“Sounds like you’re cheesed off at him.”
She didn’t take up the remark. “Is she at home and just not answering the phone? I can go over there but I don’t want to take the trouble if she’s not there anyway. So d’you mind telling me that much?”
“I expect she’s still with Jago,” he said.
“Who’s Jago?”
“Jago Reeth. Bloke that works for my dad. She was with him all night. She’s still with him, for all I know.”
Kerra laughed shortly, without amusement. “Well, she’s moved on, hasn’t she? That was quick. Miraculous recovery from complete heartbreak. How very nice for her.”
Cadan wanted to ask what it was to her, whether his sister moved on to another man or not. But instead he said, “Jago Reeth’s like…I don’t know. Maybe he’s seventy or something. He’s like a granddad to her, okay?”
“What’s he do for your dad, then, some seventy-year-old?”
She was definitely annoying him. She was being the boss’s daughter and you-better-treat-me-as-I’m-meant-to-be-treated, and that rubbed Cadan wrong. He said, “Kerra, does that matter, exactly? Why the hell d’you want to know?”
And just like that, she altered. She gave a weird little cough and he saw the glitter of tears in her eyes. That glitter reminded him that her brother was dead, that he’d died only on the previous day, and that she’d just learned he’d been murdered.
He said, “A glasser.” When she looked at him in confusion, he added, “Jago Reeth. He does the fiberglass on the boards. He’s an old surfer my dad picked up…I don’t know…six months ago maybe? He’s a detail man like Dad. And, what’s important, not like me.”
“She spent the night with a seventy-year-old bloke?”
“Jago phoned and said she was there.”
“What time?”
“Kerra…”
“This is important, Cadan.”
“Why? D’you think she gave your brother the bump? How was she supposed to do that? Shove him over the cliff?”
“His equipment was messed with. That’s what the cop told us.”
Cadan widened his eyes. “Hang on, Kerra. No way…And I mean no way. She may have been off her nut with everything that happened between them, but my sister is not?” He stopped himself. Not because of what he’d intended to say about Madlyn but because as he’d been speaking, his gaze had moved from Kerra to the beach below them and across that beach a surfer was jogging, his board under his arm and its leash trailing behind him in the sand. He was fully garbed, as he would be at this time of year, for the water was still quite cold. Head to toe in neoprene. Head to toe in black. You couldn’t, in fact, actually tell if the surfer was male or female from this distance.
“What?” Kerra said.
Cadan shuddered. He said quietly, “Madlyn may have been all over the map with how she reacted after what happened between her and Santo. I give you that.”
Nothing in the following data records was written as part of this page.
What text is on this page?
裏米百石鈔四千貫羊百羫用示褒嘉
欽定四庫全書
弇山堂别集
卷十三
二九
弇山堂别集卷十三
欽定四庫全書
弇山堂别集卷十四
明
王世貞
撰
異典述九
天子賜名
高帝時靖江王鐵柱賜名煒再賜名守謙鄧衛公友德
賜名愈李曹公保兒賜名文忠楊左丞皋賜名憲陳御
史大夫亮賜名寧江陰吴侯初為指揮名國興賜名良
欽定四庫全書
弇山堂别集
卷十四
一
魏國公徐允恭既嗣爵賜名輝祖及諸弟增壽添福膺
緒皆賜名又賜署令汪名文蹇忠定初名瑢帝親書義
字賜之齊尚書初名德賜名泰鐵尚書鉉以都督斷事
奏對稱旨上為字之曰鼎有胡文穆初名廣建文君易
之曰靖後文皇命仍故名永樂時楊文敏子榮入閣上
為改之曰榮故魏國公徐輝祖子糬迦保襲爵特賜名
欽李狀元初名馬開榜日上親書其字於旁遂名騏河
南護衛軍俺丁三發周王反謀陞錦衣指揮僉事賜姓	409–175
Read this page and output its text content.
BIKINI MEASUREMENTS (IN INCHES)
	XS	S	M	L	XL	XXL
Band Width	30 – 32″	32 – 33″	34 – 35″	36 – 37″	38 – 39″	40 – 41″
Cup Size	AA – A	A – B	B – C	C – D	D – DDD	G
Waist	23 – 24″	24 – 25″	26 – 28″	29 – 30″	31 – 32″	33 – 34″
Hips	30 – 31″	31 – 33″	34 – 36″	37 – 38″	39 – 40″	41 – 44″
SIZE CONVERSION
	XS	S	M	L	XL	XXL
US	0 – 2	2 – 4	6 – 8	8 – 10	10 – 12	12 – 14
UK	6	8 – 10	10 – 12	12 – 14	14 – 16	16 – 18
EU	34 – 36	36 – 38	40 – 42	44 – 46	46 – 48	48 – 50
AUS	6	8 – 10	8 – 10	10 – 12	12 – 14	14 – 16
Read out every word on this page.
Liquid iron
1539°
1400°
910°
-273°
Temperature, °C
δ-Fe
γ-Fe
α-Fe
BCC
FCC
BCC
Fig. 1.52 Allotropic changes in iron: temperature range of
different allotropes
“That and then some,” Kerra remarked.
“But killing off her ex-boyfriend wouldn’t be part of her repertoire, okay? Jesus, Kerra, she kept thinking he was just going through a stage, you know.”
“At first,” Kerra clarified.
“Okay. Maybe only at first she thought that. But it doesn’t mean she’d finally get to the point of understanding how things really were and deciding the only reasonable thing to do was to kill him. Does that make sense to you?”
“Love,” Kerra said, “never makes sense to me. People do all sorts of mad things when they’re in love with someone.”
“Yeah?” Cadan said. “Is that the truth? So, what about you?”
She made no reply.
“I rest my case,” he told her. And then he added, “Sea Dreams, if you have to know.”
“What’s that?”
“Where she is. Jago’s got a caravan at that holiday park where the dairy used to be. Out beyond Sawsneck Down. If you want to grill her, grill her there. For what it’s worth, though, you’ll be wasting your time.”
“What makes you think I want to grill her?”